Comment en sommes-nous arrivés à un traitement aussi inhumain des migrants ? Cette question est posée frontalement par cet album de Saint-Cerry et Morissette-Phan. Cette bande dessinée s’empare donc de la question des migrants et propose un récit à la fois original et documenté. Elle adopte un ton particulier comme en témoigne une adresse au lecteur dans les premières pages. Les auteurs expliquent leur projet, leur volonté de faire comprendre et d’aller au-delà des fantasmes sur les migrations. De façon originale, on trouve des compléments sur certains aspects en fin d’ouvrage.

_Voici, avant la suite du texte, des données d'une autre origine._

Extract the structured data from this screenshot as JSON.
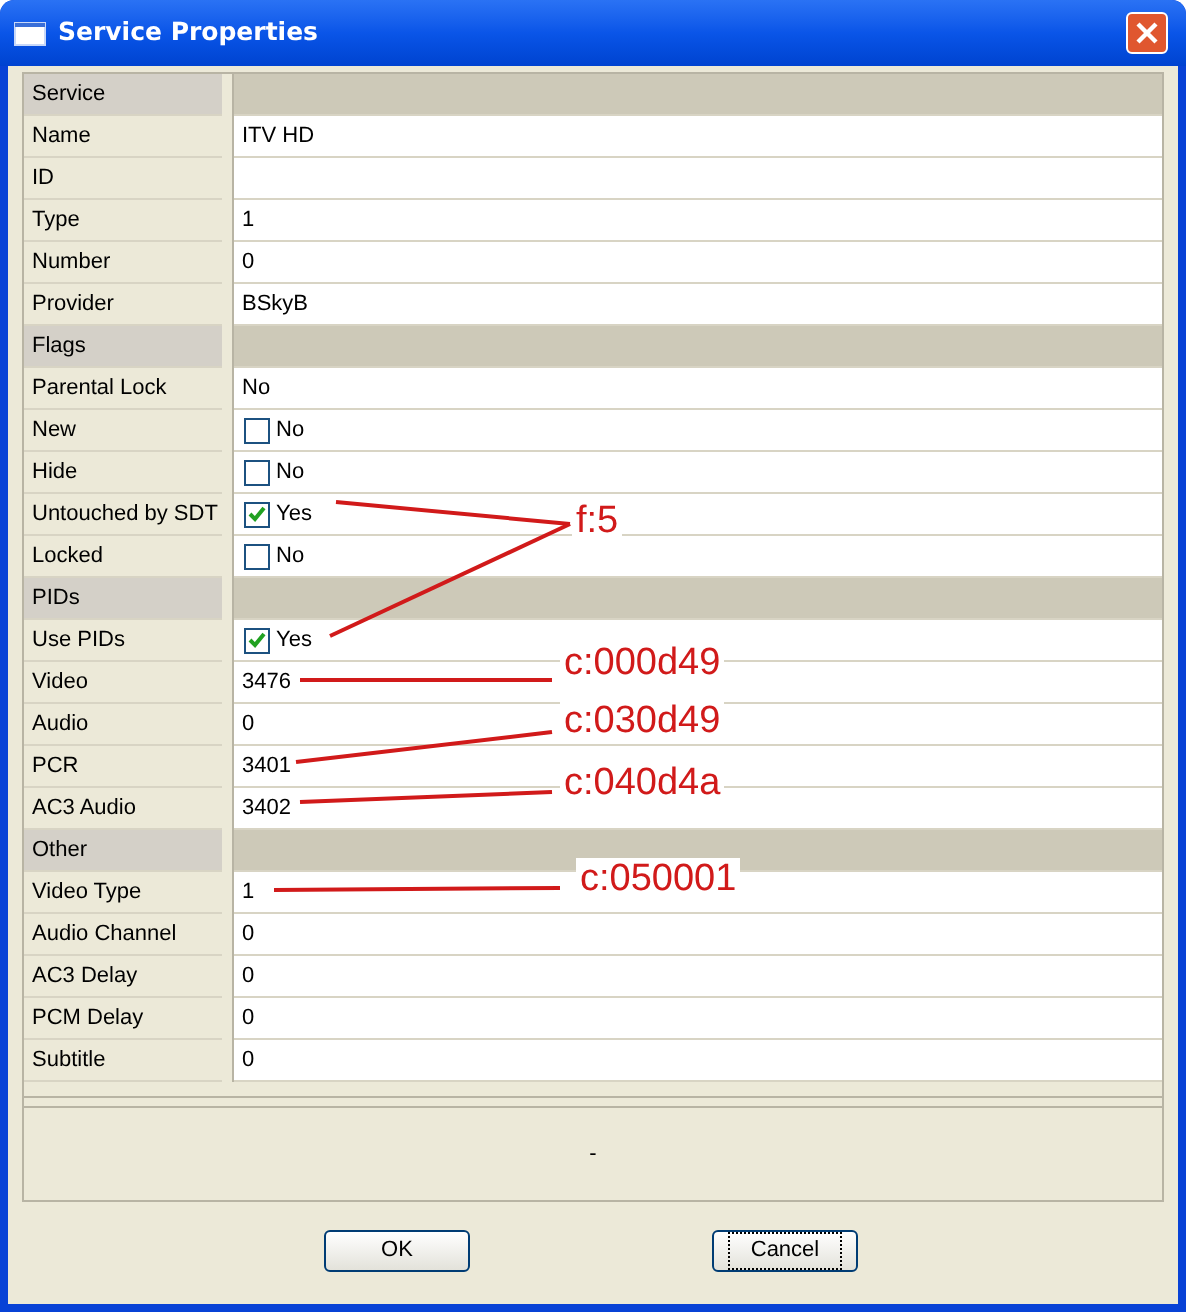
{
  "window": {
    "title": "Service Properties"
  },
  "rows": [
    {
      "kind": "header",
      "label": "Service"
    },
    {
      "kind": "text",
      "label": "Name",
      "value": "ITV HD"
    },
    {
      "kind": "text",
      "label": "ID"
    },
    {
      "kind": "text",
      "label": "Type",
      "value": "1"
    },
    {
      "kind": "text",
      "label": "Number",
      "value": "0"
    },
    {
      "kind": "text",
      "label": "Provider",
      "value": "BSkyB"
    },
    {
      "kind": "header",
      "label": "Flags"
    },
    {
      "kind": "text",
      "label": "Parental Lock",
      "value": "No"
    },
    {
      "kind": "checkbox",
      "label": "New",
      "checked": false,
      "value": "No"
    },
    {
      "kind": "checkbox",
      "label": "Hide",
      "checked": false,
      "value": "No"
    },
    {
      "kind": "checkbox",
      "label": "Untouched by SDT",
      "checked": true,
      "value": "Yes"
    },
    {
      "kind": "checkbox",
      "label": "Locked",
      "checked": false,
      "value": "No"
    },
    {
      "kind": "header",
      "label": "PIDs"
    },
    {
      "kind": "checkbox",
      "label": "Use PIDs",
      "checked": true,
      "value": "Yes"
    },
    {
      "kind": "text",
      "label": "Video",
      "value": "3476"
    },
    {
      "kind": "text",
      "label": "Audio",
      "value": "0"
    },
    {
      "kind": "text",
      "label": "PCR",
      "value": "3401"
    },
    {
      "kind": "text",
      "label": "AC3 Audio",
      "value": "3402"
    },
    {
      "kind": "header",
      "label": "Other"
    },
    {
      "kind": "text",
      "label": "Video Type",
      "value": "1"
    },
    {
      "kind": "text",
      "label": "Audio Channel",
      "value": "0"
    },
    {
      "kind": "text",
      "label": "AC3 Delay",
      "value": "0"
    },
    {
      "kind": "text",
      "label": "PCM Delay",
      "value": "0"
    },
    {
      "kind": "text",
      "label": "Subtitle",
      "value": "0"
    }
  ],
  "status": "-",
  "buttons": [
    {
      "label": "OK",
      "focused": false
    },
    {
      "label": "Cancel",
      "focused": true
    }
  ],
  "annotations": [
    {
      "text": "f:5"
    },
    {
      "text": "c:000d49"
    },
    {
      "text": "c:030d49"
    },
    {
      "text": "c:040d4a"
    },
    {
      "text": "c:050001"
    }
  ]
}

Une entrée en matière choc
L’histoire commence à la frontière entre les Etats-Unis et le Mexique autour d’un marché étonnant, celui du plasma. L’entreprise CSL a installé des dizaines de lieux de collecte de plasma le long de la frontière entre les Etats-Unis et le Mexique. Elle cible la population pauvre du Mexique et les migrants qui sont vendeurs de plasma à un prix dérisoire.
Bien se comprendre
On ne peut qu’apprécier la volonté d’être clair et cela passe notamment par l’utilisation d’un vocabulaire commun et bien compris, d’où des définitions au début de l’ouvrage. Les auteurs précisent que les visages ont été inventés pour préserver l’anonymat des migrants et leur sécurité. On trouve donc les définitions de migrants, réfugiés ou d’autres qui peuvent sembler plus inattendues comme « pays-lumière ». Cette expression désigne l’attraction qu’exercent certains pays sur les migrants.
Donner à voir
La bande dessinée propose des choix graphiques originaux. Ainsi, il y a parfois des double pages sans aucun texte, parfois une représentation très réaliste et toujours des propositions graphiques intéressantes et variées qui accompagnent le message. On peut en découvrir quelques planches ici.
Ce qui force à fuir
Les auteurs relatent d’abord les raisons qui font fuir un pays avec des exemples concrets et récents. En 2025, on compte 123 millions de personnes déplacées, soit une hausse de 9 % en un an. La violence, les conflits ou les persécutions sont quelques-uns des motifs qui conduisent à quitter son pays. Parmi les cas évoqués, il y a le Soudan. Ensuite, la bande dessinée évoque le cas des pays de transit avec notamment l’exemple de Melilla. On apprend que le barbelé Concertina, initialement destiné au bétail, sert désormais à empêcher l’entrée de migrants sur un territoire. L’ensemble est très clair aussi sur le processus d’externalisation adopté par l’Union européenne avec des accords avec le Maroc par exemple. Passeurs et routes de passeurs complètent cette approche du phénomène de migration.
Les pays-lumières
On assiste depuis plusieurs années à une bunkérisation des frontières comme à Calais. La répression française des migrants est financée en partie par le Royaume-Uni. Les accords du Touquet ont accordé de l’argent à la France pour stopper les départs des migrants dans la Manche. On voit aussi l’exemple du Texas avec l’installation de ballons au milieu du Rio Grande qui comportent des scies circulaires sous la surface de l’eau. Le chapitre suivant parle de l’invisibilisation des migrants.
Les clichés et la réalité
L’immense foule des déplacés et des réfugiés, en fait 75 % d’entre eux, ne va pas plus loin que juste à côté, dans les pays voisins. Les pauvres accueillent les pauvres. Pour mieux décrypter les clichés, ils sont énoncés pour être mieux déconstruits, que ce soit sur migrants et violence ou migrants et crise du logement. Les auteurs prennent le temps de le faire avec des chiffres très clairs. En quelques dessins, ils montrent aussi comment notre quotidien est marqué par des produits venus d’ailleurs.
En fin d’ouvrage, on trouve un schéma intitulé « les rouages de la grande mécanique des migrants » qui récapitule tout ce qui vient d’être évoqué en dessins. Cette bande dessinée joue donc sur plusieurs registres de façon très efficace et très informée. Une réussite.




Merci pour cette fiche. Je fais commander par les documentalistes de mon lycée.